Chronic drinking is a risk factor for colorectal cancer, possibly through the effects of acetaldehyde, which is created by the alcohol dehydrogenase (ADH) enzyme.
This study investigated if a polymorphism of the ADH1C gene that is found in Caucasians may effect acetaldehyde concentrations. Findings confirm ADH1C*1 as a genetic risk marker for colorectal tumors among people who drink more than 30 grams of alcohol per day.
Results will be published in the March issue of Alcoholism: Clinical & Experimental Research and are currently available at Early View.
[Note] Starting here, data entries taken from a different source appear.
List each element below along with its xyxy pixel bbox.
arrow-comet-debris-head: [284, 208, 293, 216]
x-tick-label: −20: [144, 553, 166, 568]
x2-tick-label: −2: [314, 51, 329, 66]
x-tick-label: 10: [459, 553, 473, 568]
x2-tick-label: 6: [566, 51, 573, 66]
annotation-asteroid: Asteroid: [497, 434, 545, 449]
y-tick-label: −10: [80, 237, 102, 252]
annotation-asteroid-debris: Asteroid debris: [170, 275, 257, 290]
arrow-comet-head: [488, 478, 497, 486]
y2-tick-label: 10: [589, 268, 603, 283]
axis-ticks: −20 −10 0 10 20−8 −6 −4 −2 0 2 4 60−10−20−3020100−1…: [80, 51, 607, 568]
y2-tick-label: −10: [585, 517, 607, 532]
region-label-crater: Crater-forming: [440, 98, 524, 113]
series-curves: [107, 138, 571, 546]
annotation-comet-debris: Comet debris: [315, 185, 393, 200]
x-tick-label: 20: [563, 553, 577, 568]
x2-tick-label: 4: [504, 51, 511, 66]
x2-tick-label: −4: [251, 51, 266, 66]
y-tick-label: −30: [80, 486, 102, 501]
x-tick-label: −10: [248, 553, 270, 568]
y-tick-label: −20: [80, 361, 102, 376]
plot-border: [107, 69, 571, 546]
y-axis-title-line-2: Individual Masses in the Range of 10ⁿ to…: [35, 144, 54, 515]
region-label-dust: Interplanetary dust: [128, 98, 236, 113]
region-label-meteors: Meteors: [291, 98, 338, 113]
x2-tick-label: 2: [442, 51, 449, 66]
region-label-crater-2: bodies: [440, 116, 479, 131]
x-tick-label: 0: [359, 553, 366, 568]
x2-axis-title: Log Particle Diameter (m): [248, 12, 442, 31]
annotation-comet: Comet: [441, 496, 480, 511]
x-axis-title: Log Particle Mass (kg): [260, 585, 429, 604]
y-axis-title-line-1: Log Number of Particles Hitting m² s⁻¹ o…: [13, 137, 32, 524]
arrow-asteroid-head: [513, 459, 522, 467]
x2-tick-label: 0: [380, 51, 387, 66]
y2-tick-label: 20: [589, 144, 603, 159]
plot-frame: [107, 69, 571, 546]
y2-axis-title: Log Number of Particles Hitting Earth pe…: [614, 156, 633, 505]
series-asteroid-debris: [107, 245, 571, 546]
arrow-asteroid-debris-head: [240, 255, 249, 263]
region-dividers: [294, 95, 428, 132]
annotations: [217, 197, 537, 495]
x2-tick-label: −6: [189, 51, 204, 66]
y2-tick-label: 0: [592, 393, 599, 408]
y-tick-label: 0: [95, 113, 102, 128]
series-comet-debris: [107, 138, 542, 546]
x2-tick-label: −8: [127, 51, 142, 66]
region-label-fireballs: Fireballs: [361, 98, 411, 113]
"In 2007, the International Agency for Research on Cancer clearly stated that chronic alcohol consumption increases the risk for colorectal cancer," said Helmut K. Seitz, professor of internal medicine, gastroenterology and alcohol research at the University of Heidelberg. "This has enormous practical implications since, in many countries, alcohol consumption is high and the prevalence of colorectal cancer is increasing. In other words, one of the leading types of cancers worldwide is further stimulated by alcohol drinking." Seitz is also the study's corresponding author.
"Regular alcohol consumption of about 50 grams or approximately four drinks per day results in a 1.4-fold risk for colorectal cancer compared to non-drinkers," added Mikko Salaspuro, professor at the University of Helsinki, and a specialist in internal medicine and in gastroenterology at the Helsinki University Central Hospital.
Acetaldehyde is the first metabolite of alcohol, both researchers explained. The more acetaldehyde produced, the higher the risk of cellular DNA damage, leading to cancer. While studies of upper digestive tract cancers have strongly implicated exposure to acetaldehyde in saliva, both direct and indirect evidence also implicate the role of acetaldehyde in the cells of the colonic mucosa and cancer development in the colorectum.